- In recent months, South Korea has become a focal point attracting US tech conglomerates like Nvidia, OpenAI, and AWS, with a total investment exceeding $20 billion to build AI infrastructure.
- AWS announced plans to inject an additional $5 billion over the next 6 years to build AI data centers in Incheon and Gyeonggi, complementing a previous $4 billion investment in Ulsan with SK Group, raising the total commitment to $9 billion by 2031.
- Nvidia is supplying approximately 260,000 Blackwell GPUs to South Korea under a $10 billion contract, allocating 50,000 GPUs each to the government, Samsung, SK, and Hyundai corporations, and 60,000 to Naver.
- Samsung and SK Group signed an agreement to supply chips for OpenAI’s Stargate project, with a demand of up to 900,000 DRAM wafers per month – double the current global HBM production.

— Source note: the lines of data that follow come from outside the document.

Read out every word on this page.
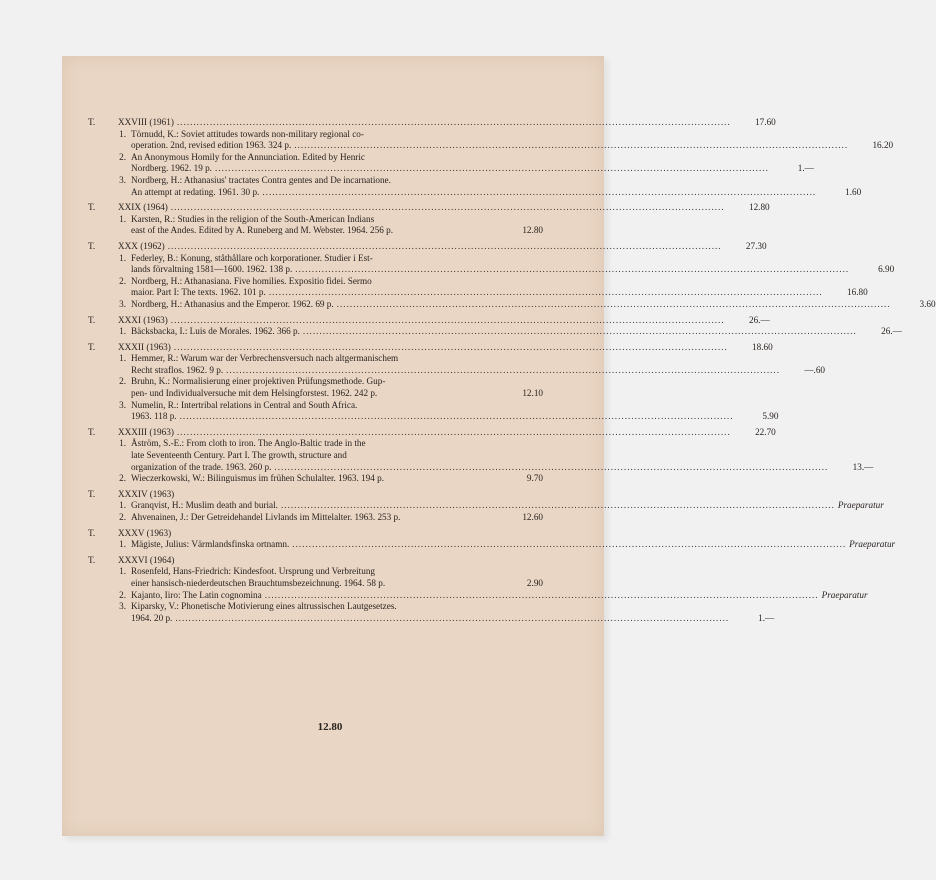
T.	XXVIII (1961) .....	17.60
1. Törnudd, K.: Soviet attitudes towards non-military regional co-
operation. 2nd, revised edition 1963. 324 p. .....	16.20
2. An Anonymous Homily for the Annunciation. Edited by Henric
Nordberg. 1962. 19 p. .....	1.—
3. Nordberg, H.: Athanasius' tractates Contra gentes and De incarnatione.
An attempt at redating. 1961. 30 p. .....	1.60
T.	XXIX (1964) .....	12.80
1. Karsten, R.: Studies in the religion of the South-American Indians
east of the Andes. Edited by A. Runeberg and M. Webster. 1964. 256 p.	12.80
T.	XXX (1962) .....	27.30
1. Federley, B.: Konung, ståthållare och korporationer. Studier i Est-
lands förvaltning 1581—1600. 1962. 138 p. .....	6.90
2. Nordberg, H.: Athanasiana. Five homilies. Expositio fidei. Sermo
maior. Part I: The texts. 1962. 101 p. .....	16.80
3. Nordberg, H.: Athanasius and the Emperor. 1962. 69 p. .....	3.60
T.	XXXI (1963) .....	26.—
1. Bäcksbacka, I.: Luis de Morales. 1962. 366 p. .....	26.—
T.	XXXII (1963) .....	18.60
1. Hemmer, R.: Warum war der Verbrechensversuch nach altgermanischem
Recht straflos. 1962. 9 p. .....	—.60
2. Bruhn, K.: Normalisierung einer projektiven Prüfungsmethode. Gup-
pen- und Individualversuche mit dem Helsingforstest. 1962. 242 p.	12.10
3. Numelin, R.: Intertribal relations in Central and South Africa.
1963. 118 p. .....	5.90
T.	XXXIII (1963) .....	22.70
1. Åström, S.-E.: From cloth to iron. The Anglo-Baltic trade in the
late Seventeenth Century. Part I. The growth, structure and
organization of the trade. 1963. 260 p. .....	13.—
2. Wieczerkowski, W.: Bilinguismus im frühen Schulalter. 1963. 194 p.	9.70
T.	XXXIV (1963)
1. Granqvist, H.: Muslim death and burial. .....	Praeparatur
2. Ahvenainen, J.: Der Getreidehandel Livlands im Mittelalter. 1963. 253 p.	12.60
T.	XXXV (1963)
1. Mägiste, Julius: Värmlandsfinska ortnamn. .....	Praeparatur
T.	XXXVI (1964)
1. Rosenfeld, Hans-Friedrich: Kindesfoot. Ursprung und Verbreitung
einer hansisch-niederdeutschen Brauchtumsbezeichnung. 1964. 58 p.	2.90
2. Kajanto, Iiro: The Latin cognomina .....	Praeparatur
3. Kiparsky, V.: Phonetische Motivierung eines altrussischen Lautgesetzes.
1964. 20 p. .....	1.—
12.80
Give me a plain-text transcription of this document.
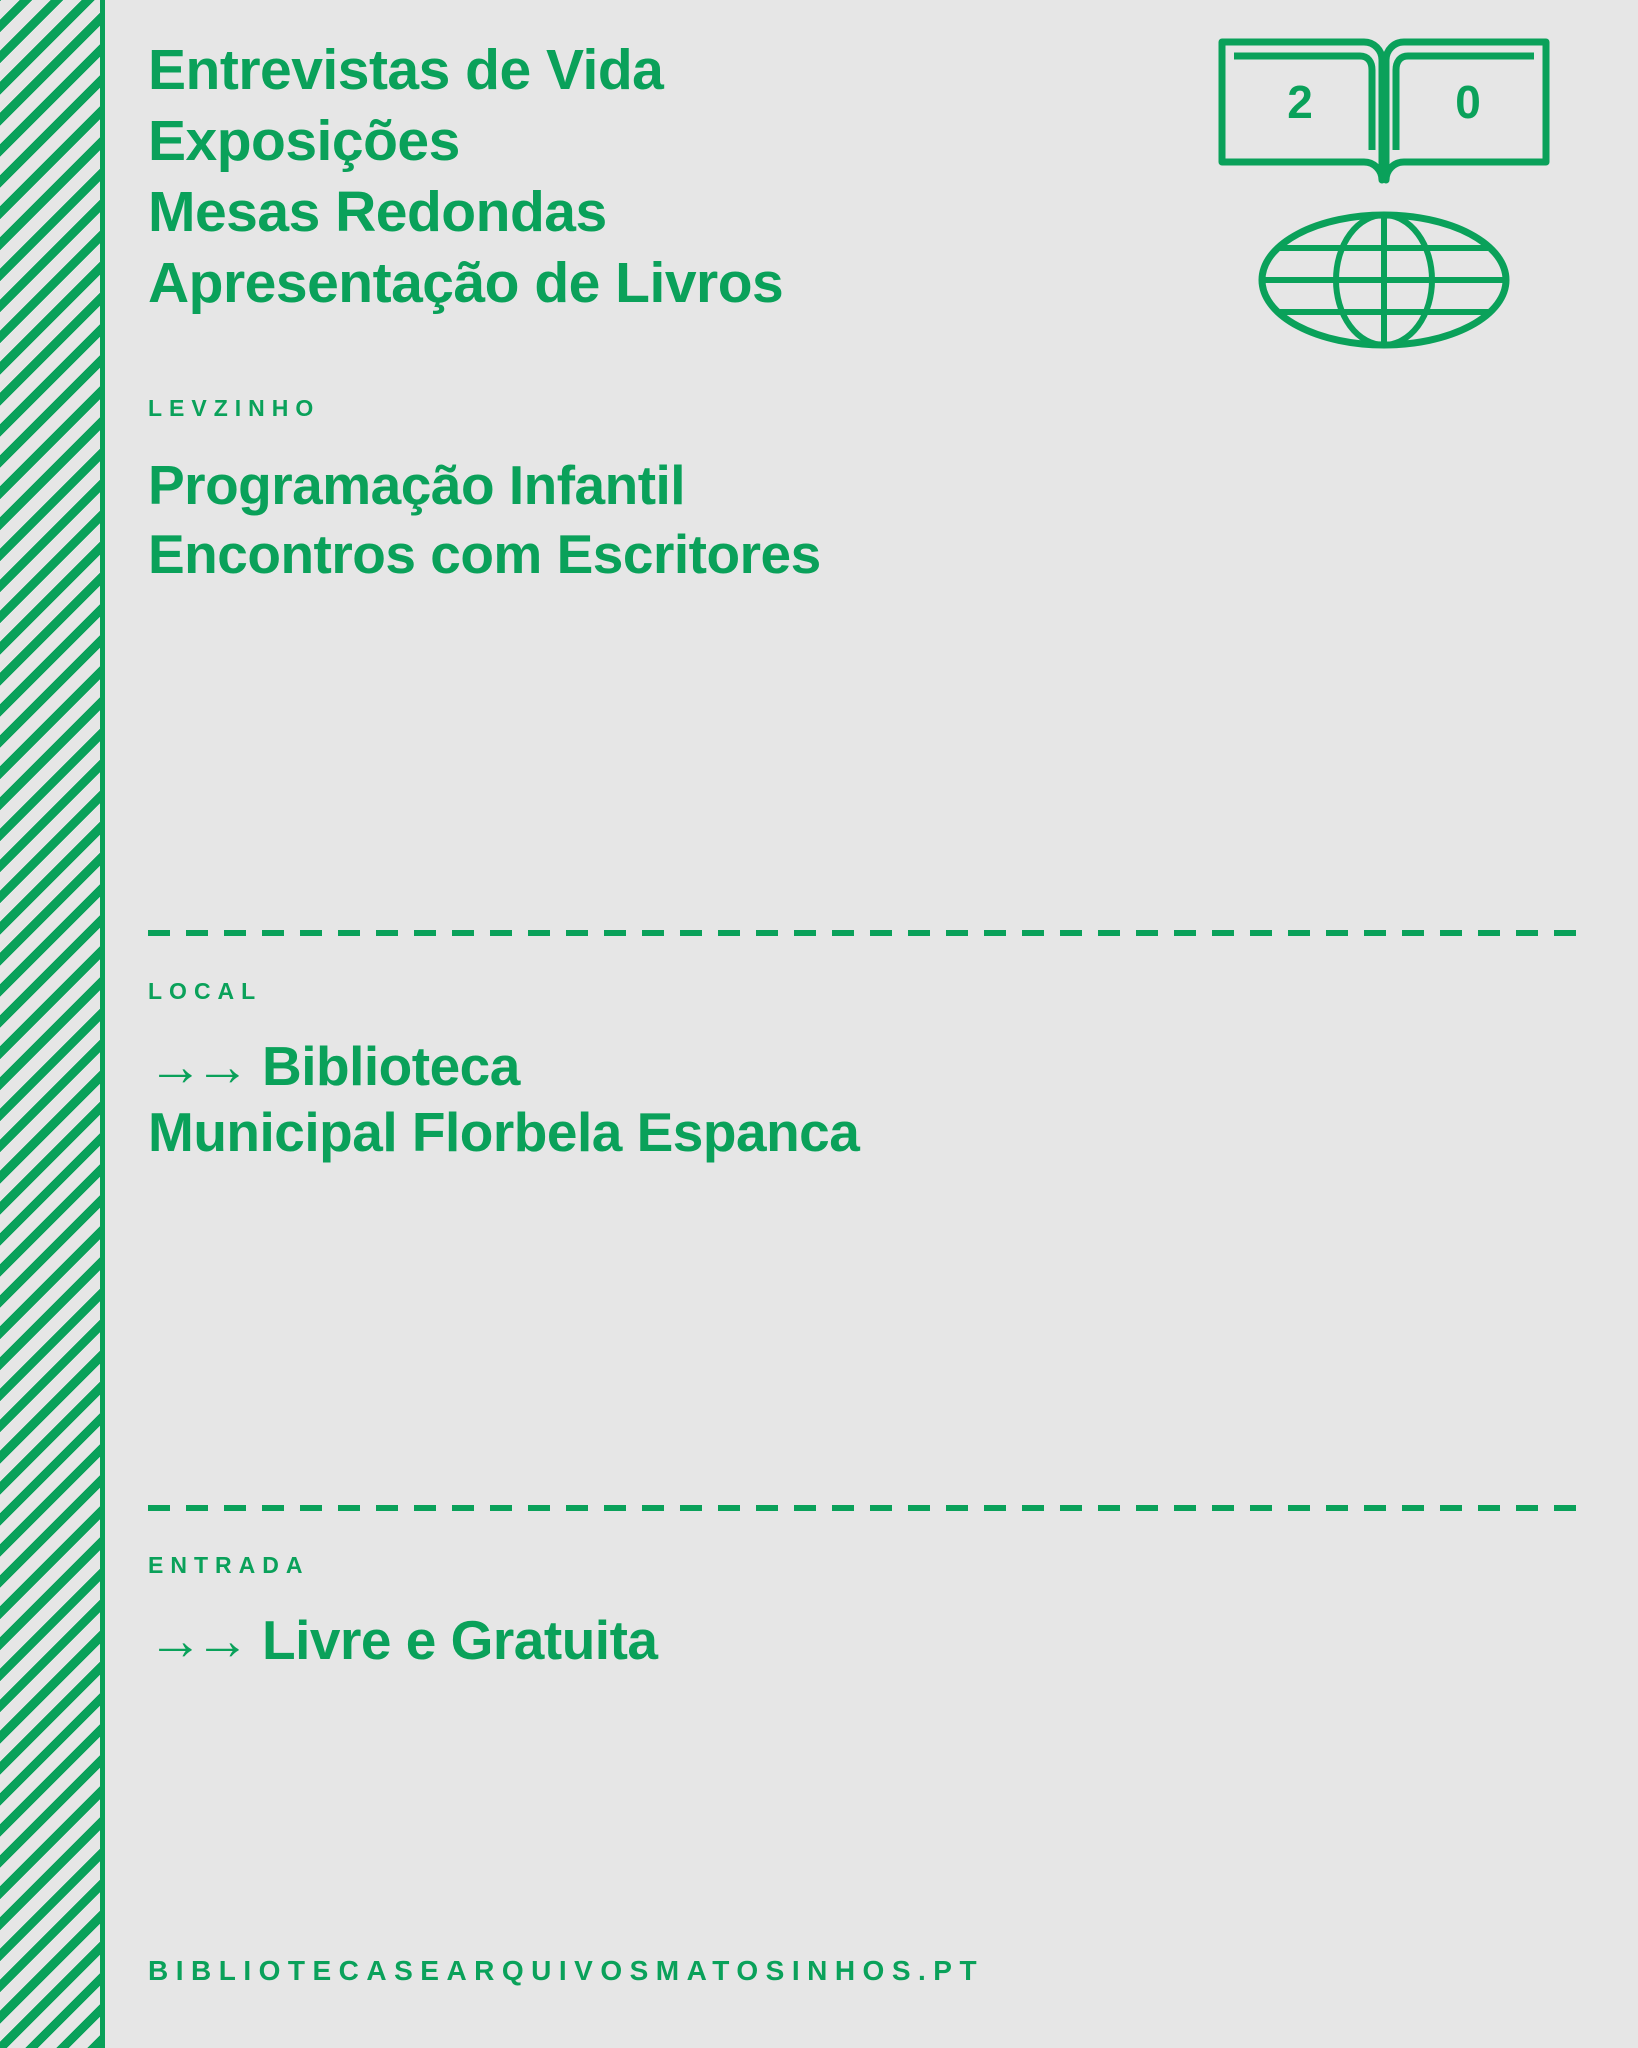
Entrevistas de Vida
Exposições
Mesas Redondas
Apresentação de Livros
2	0
LEVZINHO
Programação Infantil
Encontros com Escritores
LOCAL
→→ Biblioteca
Municipal Florbela Espanca
ENTRADA
→→ Livre e Gratuita
BIBLIOTECASEARQUIVOSMATOSINHOS.PT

- OpenAI is also collaborating to build 2 data centers in Pohang and Jeolla, strengthening the strategic link for AI infrastructure.
- According to CEO Sam Altman, South Korea possesses the “four golden factors” for AI: human resources, infrastructure, government support, and a dynamic ecosystem.
- The South Korean government aims to enter the top 3 global AI powers, launching the “AI highway” project to connect national data centers with a super-speed network by 2030, alongside a 100 trillion won ($69 billion USD) national growth fund.
- With its strength in semiconductors, South Korea holds 70% of the global DRAM market and 80% of the global HBM market, making it a critical foundation for generative and physical AI infrastructure.
- Nvidia, together with Hyundai, Samsung, SK, and Naver, is building “AI megafactories” and “AI clusters” worth over $3 billion, focusing on autonomous vehicles, robotics, and smart factories.
- South Korea is considered an ideal “testbed” for physical AI due to its high urban density, leading telecommunications network, and strong manufacturing capabilities – something that the US or Europe struggle to match.
📌 South Korea is becoming a strategic hub in the global AI race, with US corporations investing over $20 billion in infrastructure, chips, and data centers. South Korea possesses the “four golden factors” for AI: human resources, infrastructure, government support, and a dynamic ecosystem. The government aims to enter the top 3 global AI powers, launching the “AI highway” project to connect national data centers with a super-speed network by 2030. South Korea is considered an ideal “testbed” for physical AI due to its high urban density, leading telecommunications network, and strong manufacturing capabilities – something that the US or Europe struggle to match.